Random forest regression is a powerful machine learning technique that can often outperform linear regression for predicting complex patterns in data. By trying different models and techniques, you can find the best approach for predicting stock prices with your particular data set.

In this tutorial, we used Python to retrieve stock data from the Alpha Vantage API, preprocessed the data to extract relevant features, trained a linear regression and random forest model to predict future stock prices, and evaluated the model's performance on a testing set. We also made predictions using the trained model.

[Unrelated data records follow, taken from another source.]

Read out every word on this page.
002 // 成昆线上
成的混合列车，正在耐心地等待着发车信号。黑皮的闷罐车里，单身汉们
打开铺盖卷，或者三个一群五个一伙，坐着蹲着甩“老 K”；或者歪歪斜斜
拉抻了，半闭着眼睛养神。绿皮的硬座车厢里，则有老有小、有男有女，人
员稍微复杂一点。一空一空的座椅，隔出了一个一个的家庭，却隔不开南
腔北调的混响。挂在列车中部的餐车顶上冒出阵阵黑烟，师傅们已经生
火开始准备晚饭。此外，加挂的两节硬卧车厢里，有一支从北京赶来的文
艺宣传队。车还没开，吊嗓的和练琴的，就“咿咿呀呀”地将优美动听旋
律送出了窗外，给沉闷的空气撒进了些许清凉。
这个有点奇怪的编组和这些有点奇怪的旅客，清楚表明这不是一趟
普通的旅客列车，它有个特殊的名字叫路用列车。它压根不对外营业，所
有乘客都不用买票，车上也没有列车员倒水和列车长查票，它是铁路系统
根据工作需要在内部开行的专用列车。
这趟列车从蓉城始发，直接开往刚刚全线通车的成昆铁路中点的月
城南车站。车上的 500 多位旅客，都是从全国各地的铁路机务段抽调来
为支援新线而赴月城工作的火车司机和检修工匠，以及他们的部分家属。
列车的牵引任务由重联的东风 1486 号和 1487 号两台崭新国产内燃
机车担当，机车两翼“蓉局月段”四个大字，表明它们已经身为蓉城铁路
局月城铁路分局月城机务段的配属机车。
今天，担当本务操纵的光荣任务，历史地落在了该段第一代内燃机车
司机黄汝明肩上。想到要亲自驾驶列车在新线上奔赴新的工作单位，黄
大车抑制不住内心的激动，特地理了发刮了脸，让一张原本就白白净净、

While this is a simple example, there are many ways to improve and extend the model, such as using additional features, trying different machine-learning algorithms, and tuning hyperparameters. With the right data and model, machine learning can be a powerful tool for predicting stock prices and making informed investment decisions.

It’s worth noting that stock price prediction is a difficult task, and no model can perfectly predict future prices. There are many factors that can influence stock prices, such as economic indicators, company news and performance, and global events. Therefore, it’s important to use caution when making investment decisions based on any predictions made by a machine learning model.

Overall, this tutorial provides a basic framework for using Python and machine learning to predict stock prices. By exploring different models and techniques, and incorporating additional features, you can develop more accurate and robust models for predicting stock prices.